Indignação, sim, mas pelo  bem do  Brasil

                                                              Cunha  e Silva Filho

         Costuma-se  afirmar   que o escritor Lima Barreto (1881-1922) foi um rebelde, um indignado com  a realidade  que lhe  apresentava o  país na sua  época e, por essa razão,  não era um espírito acomodatício,   silenciado  ante as mazelas  da pátria do  século  XIX. Sua obra, no seu  todo,  diz muito  dessa insatisfação do escritor mulato  com  o que  via acontecer  no país em todas os  setores da vida nacional. Daí livros  rebeldes, irônicos  mordazes mas fieis às injustiças  e imoralidades  de nossa vida  pública  como  Recordações do escrivão Isaías Caminha (1909).  O triste fim de Policarpo  Quaresma (1911),  Os  bruzundangas (1922),   Muita coisa que  escreveu parecia  vir da pena de um jornalista  antenado com o que acontecia no cenário nacional.

No século  XX, um outro  escritor poderia ser  mencionado como  um  eterno  indignado  contra as misérias do Brasil:  o contista João Antônio (1937-1996) que, por sua vez,  se auto-proclamava  discípulo  e admirador  irrestrito  de Lima Barreto, a quem  dedicava todo livro  que  publicava -  admiração  essa que ia dos temas em torno  das camadas  humildes  do povo  às  observações  críticas  e contundentes  do  escritor, em textos que aparecem nas obras citadas e bem assim   num texto  memorialístico–biográfico, decisivo  para a compreensão  da obra do escritor como  são exemplos “Paulo Melado do Chapéu  Mangueira Serralha,” que consta  do livro  Dedo-Duro () e  “Corpo a  corpo com a vida,” incluído na obra Malhação do Judas Carioca (1975).

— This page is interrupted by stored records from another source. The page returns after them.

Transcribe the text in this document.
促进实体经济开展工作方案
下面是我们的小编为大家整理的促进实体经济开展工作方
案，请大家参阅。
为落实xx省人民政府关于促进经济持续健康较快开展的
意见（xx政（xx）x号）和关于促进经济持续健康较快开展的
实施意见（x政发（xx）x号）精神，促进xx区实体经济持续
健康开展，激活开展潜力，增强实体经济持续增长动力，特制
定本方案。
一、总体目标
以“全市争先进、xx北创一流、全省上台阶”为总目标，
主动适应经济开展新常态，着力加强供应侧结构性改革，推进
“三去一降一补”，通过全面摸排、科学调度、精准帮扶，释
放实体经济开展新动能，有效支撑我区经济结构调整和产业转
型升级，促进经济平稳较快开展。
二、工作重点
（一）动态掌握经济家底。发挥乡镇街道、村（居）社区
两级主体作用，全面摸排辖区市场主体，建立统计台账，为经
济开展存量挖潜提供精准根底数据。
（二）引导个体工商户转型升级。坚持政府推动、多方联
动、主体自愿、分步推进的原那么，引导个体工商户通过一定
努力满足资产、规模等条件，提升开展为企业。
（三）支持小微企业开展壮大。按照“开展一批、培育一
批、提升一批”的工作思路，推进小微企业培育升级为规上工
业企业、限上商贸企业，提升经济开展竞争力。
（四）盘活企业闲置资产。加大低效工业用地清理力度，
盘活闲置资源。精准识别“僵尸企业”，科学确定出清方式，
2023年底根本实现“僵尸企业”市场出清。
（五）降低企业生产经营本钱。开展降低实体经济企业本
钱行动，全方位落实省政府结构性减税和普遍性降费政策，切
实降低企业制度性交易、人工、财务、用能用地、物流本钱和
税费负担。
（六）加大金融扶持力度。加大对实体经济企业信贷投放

Uma   outra  obra de João Antônio  que confirma a sua  admiração por Lima Barreto é o  curioso e singular   livro  Calvário e porres do pingente Afonso Henriques de Lima Barreto (1977), um espécie de montagem  que João Antonio  arquitetou  de forma original, em que mistura fragmentos de várias obras de Lima Barreto fundamentado num relato sobre  o escritor Lima Barreto “ditado”   por um  homem considerado  louco, de nome  Carlos Alberto Nóbrega da Cunha, interno de um sanatório da Muda, bairro  da zona  norte do Rio de Janeiro.

Cito apenas esses dois exemplos de escritores brasileiros pelas características  que os unem em muitos  ângulos e  pelo que  um e outro   exerceram  seu  ofício  de escritor com  o pé firme  na terra brasílica. Sei que outros  autores há  que  deram sua contribuição crítica sobre a sociedade  brasileira em diversas fases  da nossa vida  literário-cultural.

E é inspirado  neles, pelo menos,  que  desejo  imprimir  o tom  desta crônica borboleteando  sobre  alguns tópicos  ou  ideias  que  concorreram   para que eu   igualmente  dirigisse  minhas reflexões sobre  a sociedade  brasileira contemporânea,  o que tenho  feito  em diversos artigos  aqui   publicados, ou melhor, usando o jargão  da Internet,   ‘postados”.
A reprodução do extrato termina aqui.